I've been thinking on the email a lot the past few years(!) -- and I see we all come to similar conclusions separately, me (just thinking), the author of sup[s] with heliotrope[h] -- and mailpile[1] and now nvlope -- building on top of IMAP probably isn't the best way forward, unless part of your goal is to support IMAP clients. Another interesting (for the architecture and data modelling at least) project is dbmail[d].
It will be interesting to see if codifying a json/rest api for email will be useful in the end or not -- I certainly see how one could build an android client on top of it -- I'm not convinced IMAP doesn't offer a better off-line/cache story though.
At any rate, I'll be storing mail on my own server, so a service like this isn't really for me -- but as I said -- I certainly appreciate seeing some battle tested public apis. They will offer some insight into what kind of design and architectural lessons you've drawn so far, making a responsive email service that is centred around search and labels.
Wonder a bit about the "file management" feature -- it sounds like a bit of a mis-feature to me. And I don't get the markdown composition -- do you then send the markdown as the text-part? Then again, I never did get this fascination for html-email. Maybe it's just getting (perfectly serious) business responses prefixed with "my responses are in blue" and the like.
[1] Note, mailpile supports IMAP -- but not between the front-end (web) client and the back-end(http) mail client. Obviously all email systems needs to deal with email, so at some point someone must speak smtp for ingestion, and there might very well be pop/imap between the "back-end part of the front-end" and whichever server mails lands on via smtp. Or not.
Markdown is a client feature. We send markdown as text and converted as html. If you look at the API there are just text and html fields http://developer.nvlope.com/v1/mail/send/
Looks cool, but it hijacks my browser history with the "Signing In..." page which doesn't seem to do anything.
On a side note, I'd recommend making the link to the API documentation more prominent than a link mention in the write-up, as it is the core part of the service.
You going to go enterprise with this? That is, "mailboxes for your website." Would pay for that. Currently most email providers only send messages. I can get that from Amazon.

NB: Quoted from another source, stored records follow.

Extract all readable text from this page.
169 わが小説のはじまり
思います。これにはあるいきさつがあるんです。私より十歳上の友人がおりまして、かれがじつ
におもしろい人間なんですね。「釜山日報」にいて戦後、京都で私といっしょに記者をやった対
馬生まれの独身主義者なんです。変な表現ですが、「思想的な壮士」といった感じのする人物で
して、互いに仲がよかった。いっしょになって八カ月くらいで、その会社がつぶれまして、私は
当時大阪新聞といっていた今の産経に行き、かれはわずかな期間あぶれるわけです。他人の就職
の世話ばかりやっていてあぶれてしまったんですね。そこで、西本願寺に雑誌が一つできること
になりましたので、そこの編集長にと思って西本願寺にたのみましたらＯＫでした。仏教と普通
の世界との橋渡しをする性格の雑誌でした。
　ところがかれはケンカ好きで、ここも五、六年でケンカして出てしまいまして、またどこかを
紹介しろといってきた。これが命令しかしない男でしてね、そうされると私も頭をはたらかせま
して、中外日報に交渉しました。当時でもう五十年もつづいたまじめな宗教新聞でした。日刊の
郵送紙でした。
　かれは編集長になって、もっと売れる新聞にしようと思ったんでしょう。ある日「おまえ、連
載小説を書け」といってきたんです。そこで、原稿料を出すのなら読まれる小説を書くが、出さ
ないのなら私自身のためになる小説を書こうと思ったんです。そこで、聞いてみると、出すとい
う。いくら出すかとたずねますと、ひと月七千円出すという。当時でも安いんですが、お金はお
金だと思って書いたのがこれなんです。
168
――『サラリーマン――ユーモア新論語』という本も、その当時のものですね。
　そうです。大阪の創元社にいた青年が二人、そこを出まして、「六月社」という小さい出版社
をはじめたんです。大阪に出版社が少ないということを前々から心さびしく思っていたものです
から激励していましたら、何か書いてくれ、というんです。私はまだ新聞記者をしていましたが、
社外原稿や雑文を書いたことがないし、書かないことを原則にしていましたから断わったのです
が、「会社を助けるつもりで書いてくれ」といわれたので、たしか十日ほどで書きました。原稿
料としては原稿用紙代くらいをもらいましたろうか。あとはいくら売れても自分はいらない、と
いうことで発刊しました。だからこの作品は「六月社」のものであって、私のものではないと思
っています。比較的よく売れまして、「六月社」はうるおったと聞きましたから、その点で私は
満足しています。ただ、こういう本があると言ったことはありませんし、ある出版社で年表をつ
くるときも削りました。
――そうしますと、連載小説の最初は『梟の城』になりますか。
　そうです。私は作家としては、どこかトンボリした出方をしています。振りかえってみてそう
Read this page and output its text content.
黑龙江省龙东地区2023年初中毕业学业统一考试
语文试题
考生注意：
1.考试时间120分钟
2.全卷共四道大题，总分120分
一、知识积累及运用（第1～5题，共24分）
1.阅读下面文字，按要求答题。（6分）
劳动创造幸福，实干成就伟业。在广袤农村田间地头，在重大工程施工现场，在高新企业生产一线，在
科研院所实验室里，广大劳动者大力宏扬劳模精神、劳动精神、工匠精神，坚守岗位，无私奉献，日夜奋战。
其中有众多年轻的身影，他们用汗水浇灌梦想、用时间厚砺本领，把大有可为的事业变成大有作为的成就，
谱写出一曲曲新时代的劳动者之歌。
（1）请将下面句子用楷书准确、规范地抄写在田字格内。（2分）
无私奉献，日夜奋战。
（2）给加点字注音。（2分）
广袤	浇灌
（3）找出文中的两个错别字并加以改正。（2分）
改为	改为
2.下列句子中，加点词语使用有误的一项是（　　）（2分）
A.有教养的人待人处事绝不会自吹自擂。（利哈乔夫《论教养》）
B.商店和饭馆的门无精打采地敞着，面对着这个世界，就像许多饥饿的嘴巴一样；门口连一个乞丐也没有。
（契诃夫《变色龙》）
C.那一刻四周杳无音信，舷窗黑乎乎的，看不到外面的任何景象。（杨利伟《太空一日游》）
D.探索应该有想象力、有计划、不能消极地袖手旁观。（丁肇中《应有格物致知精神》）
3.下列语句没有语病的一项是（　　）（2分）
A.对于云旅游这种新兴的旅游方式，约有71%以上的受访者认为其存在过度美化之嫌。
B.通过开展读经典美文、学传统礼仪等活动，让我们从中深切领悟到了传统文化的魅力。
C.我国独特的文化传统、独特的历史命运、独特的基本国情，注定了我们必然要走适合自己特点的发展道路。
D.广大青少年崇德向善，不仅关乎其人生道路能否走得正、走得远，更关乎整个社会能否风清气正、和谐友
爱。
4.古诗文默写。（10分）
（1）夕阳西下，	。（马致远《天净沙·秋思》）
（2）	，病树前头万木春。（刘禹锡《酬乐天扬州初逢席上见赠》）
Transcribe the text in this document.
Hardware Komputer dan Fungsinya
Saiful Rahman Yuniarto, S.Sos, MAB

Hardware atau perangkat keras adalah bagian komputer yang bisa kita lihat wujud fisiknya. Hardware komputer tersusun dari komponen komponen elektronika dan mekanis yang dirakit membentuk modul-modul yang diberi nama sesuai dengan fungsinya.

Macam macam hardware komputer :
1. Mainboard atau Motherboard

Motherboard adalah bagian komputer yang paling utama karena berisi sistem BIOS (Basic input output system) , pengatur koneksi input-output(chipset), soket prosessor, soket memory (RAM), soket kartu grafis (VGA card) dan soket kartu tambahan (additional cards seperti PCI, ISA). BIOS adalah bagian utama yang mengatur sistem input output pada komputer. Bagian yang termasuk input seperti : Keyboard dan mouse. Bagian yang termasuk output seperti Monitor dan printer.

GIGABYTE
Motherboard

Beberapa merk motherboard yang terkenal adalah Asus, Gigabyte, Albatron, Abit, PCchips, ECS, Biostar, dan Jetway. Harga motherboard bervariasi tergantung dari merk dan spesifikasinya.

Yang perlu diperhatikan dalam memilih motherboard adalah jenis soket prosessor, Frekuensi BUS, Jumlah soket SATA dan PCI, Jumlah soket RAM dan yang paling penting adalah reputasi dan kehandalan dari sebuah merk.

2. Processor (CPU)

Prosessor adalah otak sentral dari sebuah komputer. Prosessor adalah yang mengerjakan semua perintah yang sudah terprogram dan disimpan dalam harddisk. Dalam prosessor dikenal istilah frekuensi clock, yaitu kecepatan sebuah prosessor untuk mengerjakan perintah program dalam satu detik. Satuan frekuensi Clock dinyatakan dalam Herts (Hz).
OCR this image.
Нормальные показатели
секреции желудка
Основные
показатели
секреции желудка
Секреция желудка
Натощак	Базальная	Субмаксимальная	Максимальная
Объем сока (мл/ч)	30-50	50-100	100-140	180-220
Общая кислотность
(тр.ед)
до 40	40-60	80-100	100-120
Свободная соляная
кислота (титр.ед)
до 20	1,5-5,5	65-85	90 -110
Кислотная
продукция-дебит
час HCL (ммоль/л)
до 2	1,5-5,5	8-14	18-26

What I can't get is an inbox for users which I have some control over too.
Not sure if I completely understood your requirements, but you can add several custom domains (number depends on the plan) to your account, create mailboxes and aliases for them and can send and receive from those addresses as well.
Those are added to your account and can be accessed as individual mailboxes or via the unified inbox. They are not separate accounts with separate logins. Enterprise grade account management would be a feature to add at some point in the future.
Guys, that's exactly what we need! Just launch now, seriously. Building a backend for an email client is such a pain and I can imagine how this could save lives. But we'd love to be able to put it on our servers. Good luck and hope to try it out soon!
What new features? Current email infrastructure already implements everything mentioned on this page. There's mention of the "limitations" of IMAP and SMTP but it seems specious. Reading email is a pretty well solved problem now, and I think every popular language has libraries for IMAP and SMTP.
On the topic of IMAP's performance on mobile: there is an installed base of millions who use IMAP for their mail on their phones. There are many, many good email clients for Android (I recommend K-9 Mail, which is FOSS) and they work great. Presumably it is the same for iOS.
If they write a nice HTTP API for reading mail inboxes, that will probably be a nice option for people who for some reason can't or don't want to use IMAP, but there really is nothing here to move mail forward.